Digg website bought for $ 500 thousand



    So the sad end came for one of the most promising startups in Silicon Valley, the pioneer of social media - Digg.com . Yesterday it became known that the site Digg.com was bought by Betaworks for a miserable amount of $ 500 thousand , that is, 200-300 times cheaper than it was estimated in 2006-2007, at its peak. What can I say, if Digg alone raised investments of $ 45 million, and the share of founder Kevin Rose (the guy on the cover of BusinessWeek) in 2006 was estimated at $ 60 million.

    If anyone does not know, then Digg was launched in 2004 and became the first site of a new type. Users published links to news (a very large number of links), other users voted to bring them to the main page, thus “digging out” (dig), filtering out interesting and unique content.
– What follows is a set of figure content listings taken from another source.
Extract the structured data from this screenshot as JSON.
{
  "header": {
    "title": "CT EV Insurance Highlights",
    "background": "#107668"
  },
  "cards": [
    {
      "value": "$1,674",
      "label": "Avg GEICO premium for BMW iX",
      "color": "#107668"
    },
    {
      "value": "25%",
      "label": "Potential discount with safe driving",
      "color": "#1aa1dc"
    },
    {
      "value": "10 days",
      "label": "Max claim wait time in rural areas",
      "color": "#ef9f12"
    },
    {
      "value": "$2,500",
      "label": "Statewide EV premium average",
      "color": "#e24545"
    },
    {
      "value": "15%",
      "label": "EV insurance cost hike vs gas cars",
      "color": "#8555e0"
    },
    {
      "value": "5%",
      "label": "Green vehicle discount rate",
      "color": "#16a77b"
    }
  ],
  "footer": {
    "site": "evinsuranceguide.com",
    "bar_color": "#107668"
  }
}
For 2004, it was a revolutionary idea, and dozens of Digg clones appeared on the network very quickly, and the idea of ​​“voting for articles” became almost mainstream in online media, and Digg came up with all this.

    Millions of registered users, millions of dollars from advertising, millionspublished news - almost all of this is a thing of the past. The Digg star rolled as fast as it caught fire. And it’s not even clear at what moment the turning point occurred and degradation began: either dozens of clones played a role, or the launch of more successful social media such as Reddit, which eventually attracted a mass audience, albeit with not entirely honest methods .

    New Betaworks owners say they will turn Digg back into a startup : small budget, small team, fast development cycles.

    The Digg site will continue to work, they promise to make it “the best place on the Internet to search, read and publish stories,” but hardly anyone believes in it. The main asset of Digg is a large audience (7 million unique readers per month, comScore), so Betaworks can simply use Digg to promote its more promising projects, such as news service for mobile devices News.me.